Он, видимо, приглядывался к Матвею, потому что часто прерывал нить разговора, и то ходил по комнате, потирая лоб, то перелистывал какие-то бумаги, а то спрашивал о чем-то, хотя и нужном, но прямо не относящемся к теме разговора. Спросив Матвея о порядке почетного караула, он, желая дальше не причинять Матвею затруднения таким разговором, сказал прямо:

— Я сегодня говорил по телефону с Наркомом. До этого мы беседовали и с Горбычом, и с Бронниковым, вашим парторгом. Завод и командование выдвигают вашу кандидатуру. Я ответил Наркому на его вопрос: «Кого мы в условиях возможной осады выдвигаем на пост директора СХМ?» Матвея Кавалева.

Он посмотрел в глаза Матвея:

— Вечер оказался не таким, каким его обещало утро?

Матвей ответил секретарю так же иносказательно:

— Раз уж мост выстроили, провалиться в реку труднее.

— Кто собою не управит, так чему другого наставит, верно? — спросил, усмехаясь, Стажило. — Ну а вы собою как будто управлять можете.

— Ой, плохо выходит.

— У других еще хуже! Кто думает, что легко творить самого себя? Палочку обстругать, и то надо подумать. А здесь — человек. Чело-овек!.. Только подумать, какое слово: человек! Что он совершить не может? Все! Он — человек.

Привыкнув утешать, ободрять и одобрять людей, Стажило мог, когда он был в духе, подбирать такие слова, которые сразу поднимали дух собеседника, причем слова эти для каждого были особенные, и подбирать их и видеть их действие доставляло Стажило большое удовольствие. Так и теперь он с радостью глядел на разгоревшееся и взволнованное лицо Матвея:

— Согласны, Матвей Потапыч?

— Один вопрос, Михал Михалыч.

— Да?

— Вы говорите, возможна осада? Значит, немцы отрежут нас?

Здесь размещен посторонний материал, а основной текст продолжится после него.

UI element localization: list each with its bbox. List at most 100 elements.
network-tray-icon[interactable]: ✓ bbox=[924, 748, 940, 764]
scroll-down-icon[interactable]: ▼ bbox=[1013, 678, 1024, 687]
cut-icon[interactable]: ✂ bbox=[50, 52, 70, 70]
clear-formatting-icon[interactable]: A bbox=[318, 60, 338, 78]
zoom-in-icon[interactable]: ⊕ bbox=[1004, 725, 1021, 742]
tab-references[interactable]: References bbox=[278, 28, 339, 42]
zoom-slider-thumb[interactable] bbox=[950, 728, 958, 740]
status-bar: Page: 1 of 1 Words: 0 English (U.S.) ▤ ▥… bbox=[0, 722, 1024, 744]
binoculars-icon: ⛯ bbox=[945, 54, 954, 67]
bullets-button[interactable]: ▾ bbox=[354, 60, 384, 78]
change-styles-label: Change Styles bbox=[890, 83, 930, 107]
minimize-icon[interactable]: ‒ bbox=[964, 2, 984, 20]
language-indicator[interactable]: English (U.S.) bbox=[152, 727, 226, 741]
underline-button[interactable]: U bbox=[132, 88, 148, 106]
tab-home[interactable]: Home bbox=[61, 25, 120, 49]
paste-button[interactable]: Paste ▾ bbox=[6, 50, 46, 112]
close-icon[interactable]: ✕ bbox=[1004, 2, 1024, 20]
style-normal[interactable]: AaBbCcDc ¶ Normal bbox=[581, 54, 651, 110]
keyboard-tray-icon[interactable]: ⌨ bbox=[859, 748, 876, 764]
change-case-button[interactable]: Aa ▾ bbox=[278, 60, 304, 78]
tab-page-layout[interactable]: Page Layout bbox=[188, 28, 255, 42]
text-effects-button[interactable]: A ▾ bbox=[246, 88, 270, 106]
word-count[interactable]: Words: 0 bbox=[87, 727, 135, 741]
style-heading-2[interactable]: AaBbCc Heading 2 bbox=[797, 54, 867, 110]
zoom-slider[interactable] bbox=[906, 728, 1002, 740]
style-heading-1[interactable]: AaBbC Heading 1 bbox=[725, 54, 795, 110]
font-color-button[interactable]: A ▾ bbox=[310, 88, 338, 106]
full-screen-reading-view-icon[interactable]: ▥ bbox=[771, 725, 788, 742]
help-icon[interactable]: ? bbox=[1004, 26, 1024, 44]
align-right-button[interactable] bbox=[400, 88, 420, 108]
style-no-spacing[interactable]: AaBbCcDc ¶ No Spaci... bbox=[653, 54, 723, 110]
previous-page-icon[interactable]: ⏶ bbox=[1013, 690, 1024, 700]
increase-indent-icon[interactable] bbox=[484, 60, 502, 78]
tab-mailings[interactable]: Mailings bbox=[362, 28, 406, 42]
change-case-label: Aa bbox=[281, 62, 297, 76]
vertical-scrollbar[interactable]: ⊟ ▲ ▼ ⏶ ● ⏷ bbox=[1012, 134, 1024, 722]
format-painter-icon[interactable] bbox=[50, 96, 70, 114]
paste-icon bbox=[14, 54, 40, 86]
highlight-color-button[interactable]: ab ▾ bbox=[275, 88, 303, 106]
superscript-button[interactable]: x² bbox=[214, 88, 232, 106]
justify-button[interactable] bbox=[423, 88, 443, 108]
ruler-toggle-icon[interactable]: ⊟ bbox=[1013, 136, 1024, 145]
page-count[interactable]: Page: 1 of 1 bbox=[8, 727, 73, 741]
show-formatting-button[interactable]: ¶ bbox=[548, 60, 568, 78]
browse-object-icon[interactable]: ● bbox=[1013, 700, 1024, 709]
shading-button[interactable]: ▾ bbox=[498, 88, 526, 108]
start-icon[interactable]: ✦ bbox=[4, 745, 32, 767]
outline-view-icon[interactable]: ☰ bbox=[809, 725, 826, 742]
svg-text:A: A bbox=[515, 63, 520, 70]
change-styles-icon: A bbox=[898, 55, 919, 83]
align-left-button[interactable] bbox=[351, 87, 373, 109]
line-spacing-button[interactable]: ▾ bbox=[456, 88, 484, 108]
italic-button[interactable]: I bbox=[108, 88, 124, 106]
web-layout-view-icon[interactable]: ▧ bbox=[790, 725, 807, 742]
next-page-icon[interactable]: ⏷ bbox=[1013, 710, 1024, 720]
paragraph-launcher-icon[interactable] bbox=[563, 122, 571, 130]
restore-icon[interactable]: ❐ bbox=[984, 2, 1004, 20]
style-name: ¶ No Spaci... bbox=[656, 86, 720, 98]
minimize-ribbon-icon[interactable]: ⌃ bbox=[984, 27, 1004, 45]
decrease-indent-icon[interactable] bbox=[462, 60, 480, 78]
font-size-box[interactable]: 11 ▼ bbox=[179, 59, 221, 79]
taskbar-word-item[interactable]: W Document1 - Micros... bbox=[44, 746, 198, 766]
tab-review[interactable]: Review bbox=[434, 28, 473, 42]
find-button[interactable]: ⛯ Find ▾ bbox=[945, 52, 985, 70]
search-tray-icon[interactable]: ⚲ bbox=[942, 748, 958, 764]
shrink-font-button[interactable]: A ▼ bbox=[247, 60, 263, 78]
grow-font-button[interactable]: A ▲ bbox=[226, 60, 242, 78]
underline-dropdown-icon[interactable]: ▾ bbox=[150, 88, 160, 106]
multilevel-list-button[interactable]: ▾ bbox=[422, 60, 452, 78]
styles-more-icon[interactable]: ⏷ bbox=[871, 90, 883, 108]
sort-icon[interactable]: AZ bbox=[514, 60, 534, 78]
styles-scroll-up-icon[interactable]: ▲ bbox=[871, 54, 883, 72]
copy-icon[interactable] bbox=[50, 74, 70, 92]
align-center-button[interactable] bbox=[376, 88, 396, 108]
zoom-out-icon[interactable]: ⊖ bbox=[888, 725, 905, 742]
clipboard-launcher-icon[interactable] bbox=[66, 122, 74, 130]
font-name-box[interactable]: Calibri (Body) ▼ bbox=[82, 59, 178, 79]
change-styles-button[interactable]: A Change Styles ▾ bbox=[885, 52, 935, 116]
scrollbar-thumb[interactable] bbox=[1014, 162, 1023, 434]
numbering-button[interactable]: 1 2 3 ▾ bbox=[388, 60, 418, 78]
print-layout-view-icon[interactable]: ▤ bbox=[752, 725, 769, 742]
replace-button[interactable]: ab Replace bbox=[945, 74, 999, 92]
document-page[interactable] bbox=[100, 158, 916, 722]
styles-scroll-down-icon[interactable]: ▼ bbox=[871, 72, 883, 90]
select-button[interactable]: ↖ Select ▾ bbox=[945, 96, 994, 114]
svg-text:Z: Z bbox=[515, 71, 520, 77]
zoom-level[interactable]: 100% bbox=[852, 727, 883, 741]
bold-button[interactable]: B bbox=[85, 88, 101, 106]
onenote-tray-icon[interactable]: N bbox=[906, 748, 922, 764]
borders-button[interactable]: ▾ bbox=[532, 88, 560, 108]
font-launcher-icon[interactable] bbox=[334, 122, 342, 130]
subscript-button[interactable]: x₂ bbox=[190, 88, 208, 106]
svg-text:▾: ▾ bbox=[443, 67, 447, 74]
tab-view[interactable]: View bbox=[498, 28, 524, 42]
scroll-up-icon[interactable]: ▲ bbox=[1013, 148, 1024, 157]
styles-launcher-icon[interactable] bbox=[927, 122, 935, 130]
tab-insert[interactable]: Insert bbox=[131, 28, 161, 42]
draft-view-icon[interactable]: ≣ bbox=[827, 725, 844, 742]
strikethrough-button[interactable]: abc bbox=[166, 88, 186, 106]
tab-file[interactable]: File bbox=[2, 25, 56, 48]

— Возможно, временно. Командиру танковых немецких соединений надо исправлять свою побитую репутацию.

— Командиру?

— Да. Полковнику Паупелю.

Матвей побледнел и задрожал. Стажило взглянул на него удивленно:

— А что?

— Я его уничтожу!

— Кого?

— Полковника фон Паупеля.

— Полковника фон Паупеля? А что он вам?

— Он убил Рамаданова! Он!!!

Секретарь разглядел фанатическое пламя в глазах Матвея и подумал: «А из него хороший бы командир партизан вышел». Но, с другой стороны, он уже знал о способностях Матвея к осуществлению новых хозяйственных комбинаций. Цех Кавалева был лучшим не только на заводе, но и на всех заводах прифронтовой полосы. Матвея наполняет инстинкт творчества, а не какой-либо там расчет. Сила его организующей воли необычайна! Он властно влечет за собою большинство… Нет, такого человека нельзя отпускать!

— Ну, положим, не он убил.

— Он организовал это убийство! И я его должен уничтожить.

— Уничтожат другие! — с непонятной для Матвея холодностью сказал секретарь.

Матвей крикнул, протягивая вперед руки:

— Я его должен убить, вместо того чтобы тут с вами разговаривать! Я! Вот этими руками!

Он положил руки на стол и, приближая их к чернильному прибору, такому же тяжелому, как и у генерала Горбыча, сказал:

— Чем попало. Убить! Вот этим прибором! Стулом! Поленом! Колом. Камнем. Разбить череп, ноги, туловище! Все разбить!

Он весь трясся от ненависти. Секретарь видел в своей жизни многое, но пену на губах от ненависти он видел впервые. Секретарь молчал. «Пусть выскажется», — сказал он сам себе.

— Он убил всех! У меня нет детей. Но он уже убил моих детей. Он бы убил их, понимаете? Он, он… Думаете, мои родители уедут сегодня? Нет. Он их убьет! Он их стережет…

Секретарь положил свои руки на руки Матвея и сказал:

— Уверяю вас, Матвей Потапыч, что полковник фон Паупель не убежит от нас. Догнать? Хорошо. Я обещаю вам, что вы его догоните, но не раньше, как выполните программу вашего завода. Есть?

Матвей не ответил.

Секретарь придвинул к нему другой листок.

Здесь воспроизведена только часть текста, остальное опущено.